Our guest blogger is Adam Hersh, an Economist with the Center for American Progress Action Fund.

The Romney campaign’s “update” yesterday of its economic plan contains little new in it besides regurgitations of dubious old claims, proving only that the GOP presidential candidate and his advisers take seriously their vow that “we’re not going to let our campaign be dictated by fact checkers.”

Perhaps the most spurious claim from the Romney economic team is that President Obama’s economic policies are responsible for America’s current economic woes. Any responsible reading of the fact shows that Obama policies are delivering the U.S. economy from an economic abyss caused by eight years of George W. Bush.

The chief authors and advocates of those Bush policies, of course, are Columbia University’s Glenn Hubbard, Harvard University’s Gregory Mankiw, and Kevin Hassett of AEI — the same men now in charge of Romney’s economic platform. From 2001 to 2008, their policies delivered the weakest economic expansion since World War II and set the stage for the financial crisis and Great Recession. This is the situation from which millions of Americans are still recovering.  Romney’s economic plan, like Bush’s, is based on a dubious assumption: That massive tax cuts largely benefiting the wealthy will spur economic growth. As chairman of President Bush’s Council of Economic Advisers, Hubbard predicted the first round of tax Bush tax cuts would “quickly deliver a boost to move the economy back toward its long-run growth path,” starting with adding 300,000 more jobs and half a percentage point to the economic growth rate.
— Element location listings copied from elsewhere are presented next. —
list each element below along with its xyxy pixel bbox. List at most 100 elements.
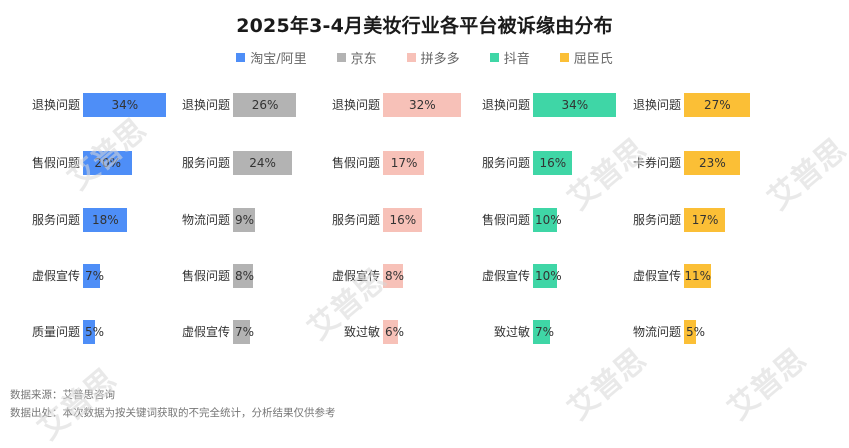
platform-panel: 退换问题 26% 服务问题 24% 物流问题 9% 售假问题 8% 虚假宣传 7% <box>177 0 327 430</box>
bar-value-label: 24% <box>249 156 276 170</box>
bar-value-label: 8% <box>385 269 405 283</box>
bar <box>83 151 132 175</box>
bar-value-label: 34% <box>111 98 139 112</box>
category-label: 虚假宣传 <box>331 269 380 283</box>
bar-row: 售假问题 20% <box>27 151 177 175</box>
legend-item: 屈臣氏 <box>559 48 613 67</box>
category-label: 服务问题 <box>632 213 681 227</box>
category-label: 致过敏 <box>343 325 380 339</box>
bar-row: 服务问题 16% <box>327 208 477 232</box>
bar-value-label: 34% <box>561 98 589 112</box>
bar-row: 虚假宣传 10% <box>477 264 627 288</box>
bar-row: 退换问题 26% <box>177 93 327 117</box>
category-label: 售假问题 <box>181 269 230 283</box>
bar-value-label: 10% <box>535 269 562 283</box>
bar-value-label: 7% <box>535 325 555 339</box>
bar-value-label: 6% <box>385 325 405 339</box>
category-label: 售假问题 <box>481 213 530 227</box>
bar <box>233 151 292 175</box>
platform-panel: 退换问题 27% 卡券问题 23% 服务问题 17% 虚假宣传 11% 物流问题 5% <box>628 0 778 430</box>
category-label: 服务问题 <box>181 156 230 170</box>
category-label: 质量问题 <box>31 325 80 339</box>
bar-value-label: 5% <box>85 325 105 339</box>
bar <box>383 320 398 344</box>
bar-row: 服务问题 16% <box>477 151 627 175</box>
bar-row: 退换问题 34% <box>477 93 627 117</box>
legend-item: 抖音 <box>489 48 530 67</box>
bar-row: 售假问题 8% <box>177 264 327 288</box>
bar-row: 虚假宣传 7% <box>27 264 177 288</box>
data-source-note: 数据来源：艾普思咨询 <box>10 389 115 401</box>
bar-value-label: 32% <box>409 98 436 112</box>
bar <box>383 264 403 288</box>
bar <box>383 208 423 232</box>
category-label: 服务问题 <box>331 213 380 227</box>
bar-value-label: 18% <box>91 213 119 227</box>
bar-row: 退换问题 34% <box>27 93 177 117</box>
legend-swatch <box>406 53 416 62</box>
chart-legend: 淘宝/阿里 京东 拼多多 抖音 屈臣氏 <box>0 48 849 67</box>
legend-label: 抖音 <box>503 52 530 67</box>
legend-swatch <box>489 53 499 62</box>
category-label: 虚假宣传 <box>632 269 681 283</box>
bar <box>233 320 251 344</box>
bar-value-label: 23% <box>699 156 726 170</box>
bar-value-label: 8% <box>235 269 255 283</box>
bar-row: 售假问题 10% <box>477 208 627 232</box>
bar <box>83 208 127 232</box>
category-label: 退换问题 <box>31 98 80 112</box>
bar <box>383 93 462 117</box>
category-label: 物流问题 <box>181 213 230 227</box>
bar-value-label: 11% <box>684 269 712 283</box>
legend-label: 拼多多 <box>420 52 460 67</box>
legend-label: 京东 <box>350 52 377 67</box>
legend-item: 拼多多 <box>406 48 460 67</box>
chart-title: 2025年3-4月美妆行业各平台被诉缘由分布 <box>236 15 613 37</box>
bar-value-label: 16% <box>389 213 417 227</box>
legend-item: 京东 <box>336 48 377 67</box>
category-label: 服务问题 <box>31 213 80 227</box>
platform-panel: 退换问题 32% 售假问题 17% 服务问题 16% 虚假宣传 8% 致过敏 6% <box>327 0 477 430</box>
platform-panel: 退换问题 34% 服务问题 16% 售假问题 10% 虚假宣传 10% 致过敏 7% <box>477 0 627 430</box>
legend-label: 淘宝/阿里 <box>250 52 307 67</box>
legend-swatch <box>336 53 346 62</box>
legend-swatch <box>559 53 569 62</box>
category-label: 虚假宣传 <box>31 269 80 283</box>
bar-value-label: 5% <box>686 325 706 339</box>
bar <box>233 208 255 232</box>
category-label: 退换问题 <box>181 98 230 112</box>
bar <box>533 208 558 232</box>
bar-row: 物流问题 9% <box>177 208 327 232</box>
bar <box>533 320 551 344</box>
bar <box>684 208 726 232</box>
category-label: 退换问题 <box>331 98 380 112</box>
bar-row: 退换问题 32% <box>327 93 477 117</box>
category-label: 卡券问题 <box>632 156 681 170</box>
bar-row: 物流问题 5% <box>628 320 778 344</box>
bar-value-label: 26% <box>251 98 279 112</box>
bar <box>83 264 101 288</box>
category-label: 服务问题 <box>481 156 530 170</box>
category-label: 退换问题 <box>481 98 530 112</box>
bar <box>533 151 573 175</box>
bar-row: 虚假宣传 8% <box>327 264 477 288</box>
bar <box>83 320 96 344</box>
category-label: 售假问题 <box>31 156 80 170</box>
bar-row: 服务问题 24% <box>177 151 327 175</box>
bar <box>233 264 253 288</box>
bar <box>533 93 616 117</box>
bar <box>684 320 697 344</box>
bar-value-label: 17% <box>691 213 719 227</box>
bar-row: 退换问题 27% <box>628 93 778 117</box>
bar-row: 质量问题 5% <box>27 320 177 344</box>
bar-row: 服务问题 18% <box>27 208 177 232</box>
category-label: 虚假宣传 <box>181 325 230 339</box>
legend-swatch <box>236 53 246 62</box>
bar <box>684 93 750 117</box>
category-label: 致过敏 <box>493 325 530 339</box>
bar-row: 虚假宣传 7% <box>177 320 327 344</box>
bar-value-label: 17% <box>390 156 418 170</box>
bar <box>533 264 558 288</box>
bar-value-label: 10% <box>535 213 562 227</box>
bar-value-label: 20% <box>94 156 122 170</box>
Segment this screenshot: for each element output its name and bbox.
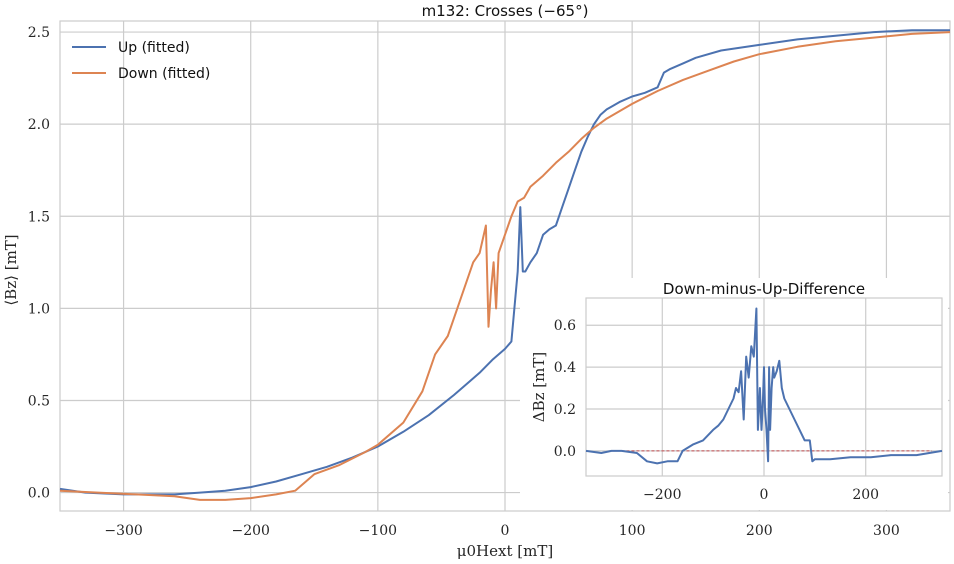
x-tick-label: −200 [643, 487, 681, 503]
main-x-axis-label: μ0Hext [mT] [457, 542, 553, 560]
main-series-group [59, 29, 951, 501]
inset-series-group [585, 307, 943, 465]
legend: Up (fitted) Down (fitted) [72, 40, 210, 82]
x-tick-label: −300 [104, 523, 142, 539]
series-line-down [59, 31, 951, 501]
y-tick-label: 0.6 [554, 318, 576, 334]
x-tick-label: 200 [852, 487, 879, 503]
main-chart-title: m132: Crosses (−65°) [422, 2, 589, 20]
series-line-0 [585, 307, 943, 465]
y-tick-label: 2.0 [28, 117, 50, 133]
x-tick-label: 300 [873, 523, 900, 539]
main-y-ticks: 0.0 0.5 1.0 1.5 2.0 2.5 [28, 25, 50, 502]
legend-label-down: Down (fitted) [118, 66, 210, 82]
y-tick-label: 0.0 [554, 444, 576, 460]
y-tick-label: 0.0 [28, 486, 50, 502]
x-tick-label: 100 [619, 523, 646, 539]
x-tick-label: 200 [746, 523, 773, 539]
main-y-axis-label: ⟨Bz⟩ [mT] [2, 234, 20, 305]
y-tick-label: 2.5 [28, 25, 50, 41]
y-tick-label: 0.5 [28, 393, 50, 409]
main-x-ticks: −300 −200 −100 0 100 200 300 [104, 523, 899, 539]
x-tick-label: −200 [231, 523, 269, 539]
x-tick-label: 0 [501, 523, 510, 539]
y-tick-label: 1.0 [28, 301, 50, 317]
inset-x-ticks: −200 0 200 [643, 487, 879, 503]
inset-y-ticks: 0.0 0.2 0.4 0.6 [554, 318, 576, 460]
inset-chart: −200 0 200 0.0 0.2 0.4 0.6 Down-minus-Up-Diff… [520, 278, 948, 510]
x-tick-label: −100 [359, 523, 397, 539]
y-tick-label: 0.2 [554, 402, 576, 418]
inset-y-axis-label: ΔBz [mT] [530, 352, 548, 422]
y-tick-label: 1.5 [28, 209, 50, 225]
inset-chart-title: Down-minus-Up-Difference [663, 280, 865, 298]
x-tick-label: 0 [760, 487, 769, 503]
legend-label-up: Up (fitted) [118, 40, 190, 56]
series-line-up [59, 29, 950, 496]
y-tick-label: 0.4 [554, 360, 576, 376]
He predicted a second round of tax cuts would add another 1.4 million jobs to the U.S. economy, over and above the 3.1 million jobs the economy would create on its own from natural economic growth in that time. Mankiw — who succeeded Hubbard as chairman of Bush’s CEA — co-signed a letter with Hassett “enthusiastically” endorsing more tax cuts because “it is fiscally responsible and it will create more employment [and] economic growth.”

By 2007, Hubbard and Mankiw’s job-creation predictions had fallen nearly eight million jobs short of their mark. And yet, Romney’s economist supporters maintained this week that his as-yet-unspecified tax plan would create at least seven million new U.S. jobs in Romney’s first term.

They provide no causal analysis for this claim, just a gut feeling that conservative policies would create an economic surge. The good news is that the American public appears wise to the Romney-Bush rehash. A New York Times/CBS poll out today shows that 67 percent of people believe Romney intends to ape Bush’s economic policies.